Na Argentina, a corrida visitará cinco novas províncias. A rota virá próxima à fronteira com a Bolívia, levando os competidores até Jujuy, Salta e Tucuman: o mais leal destes gaúchos, terá andado com seu corcel digno de confiança por 17 das 23 províncias do país, no período de três anos.

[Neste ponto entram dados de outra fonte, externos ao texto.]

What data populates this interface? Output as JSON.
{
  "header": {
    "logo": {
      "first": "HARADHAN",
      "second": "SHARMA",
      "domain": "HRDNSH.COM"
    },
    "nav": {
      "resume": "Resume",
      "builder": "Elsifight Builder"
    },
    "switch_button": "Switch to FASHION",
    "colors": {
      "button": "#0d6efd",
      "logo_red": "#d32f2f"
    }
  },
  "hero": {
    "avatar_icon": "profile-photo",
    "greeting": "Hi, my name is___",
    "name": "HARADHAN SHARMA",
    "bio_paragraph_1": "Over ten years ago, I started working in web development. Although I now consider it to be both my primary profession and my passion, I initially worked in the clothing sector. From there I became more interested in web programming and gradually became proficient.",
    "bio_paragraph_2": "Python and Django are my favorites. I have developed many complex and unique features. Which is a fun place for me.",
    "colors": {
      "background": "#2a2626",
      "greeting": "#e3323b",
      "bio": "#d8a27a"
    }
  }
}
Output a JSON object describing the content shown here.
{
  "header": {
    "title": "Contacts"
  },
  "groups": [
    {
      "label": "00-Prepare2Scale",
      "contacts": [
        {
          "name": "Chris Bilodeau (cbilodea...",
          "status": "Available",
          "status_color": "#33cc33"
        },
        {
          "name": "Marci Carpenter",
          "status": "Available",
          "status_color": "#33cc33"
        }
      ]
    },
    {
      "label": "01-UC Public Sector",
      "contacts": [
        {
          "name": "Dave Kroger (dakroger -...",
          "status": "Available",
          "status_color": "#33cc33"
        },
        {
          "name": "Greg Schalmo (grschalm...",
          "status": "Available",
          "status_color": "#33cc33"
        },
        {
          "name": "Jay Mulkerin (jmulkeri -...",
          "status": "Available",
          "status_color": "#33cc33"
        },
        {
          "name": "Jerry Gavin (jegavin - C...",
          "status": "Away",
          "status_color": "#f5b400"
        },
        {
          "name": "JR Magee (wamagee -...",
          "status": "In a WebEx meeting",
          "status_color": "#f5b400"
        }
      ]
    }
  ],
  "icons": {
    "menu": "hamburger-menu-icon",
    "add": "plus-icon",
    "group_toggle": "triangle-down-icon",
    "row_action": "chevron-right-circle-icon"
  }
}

O Chile também foi escolhido pelo Dakar para passar suas fronteiras. Do lado de Arica, no extremo norte do deserto do Atacama, os concorrentes estarão mais perto do Peru, para o dia descanso!

A experiência na América do Sul não é meramente uma corrida esportiva, mas um meio de troca de culturas também. 

O relacionamento que se desenvolveu entre a competição, os concorrentes e as duas nações que o recebe, imediatamente revelou uma cumplicidade espontânea.

“Diante da catástrofe que atingiu o Chile em fevereiro, o nosso choque logo foi temperado com humildade e dignidade que nos sentimos pelos nossos amigos latinos americanos. Voluntário e energético, apesar do sofrimento, o povo chileno contam com o Dakar para enxugar suas lágrimas”. Esperamos ser dignos de tal confiança, afirmou Etienne Lavigne, diretor do Dakar.”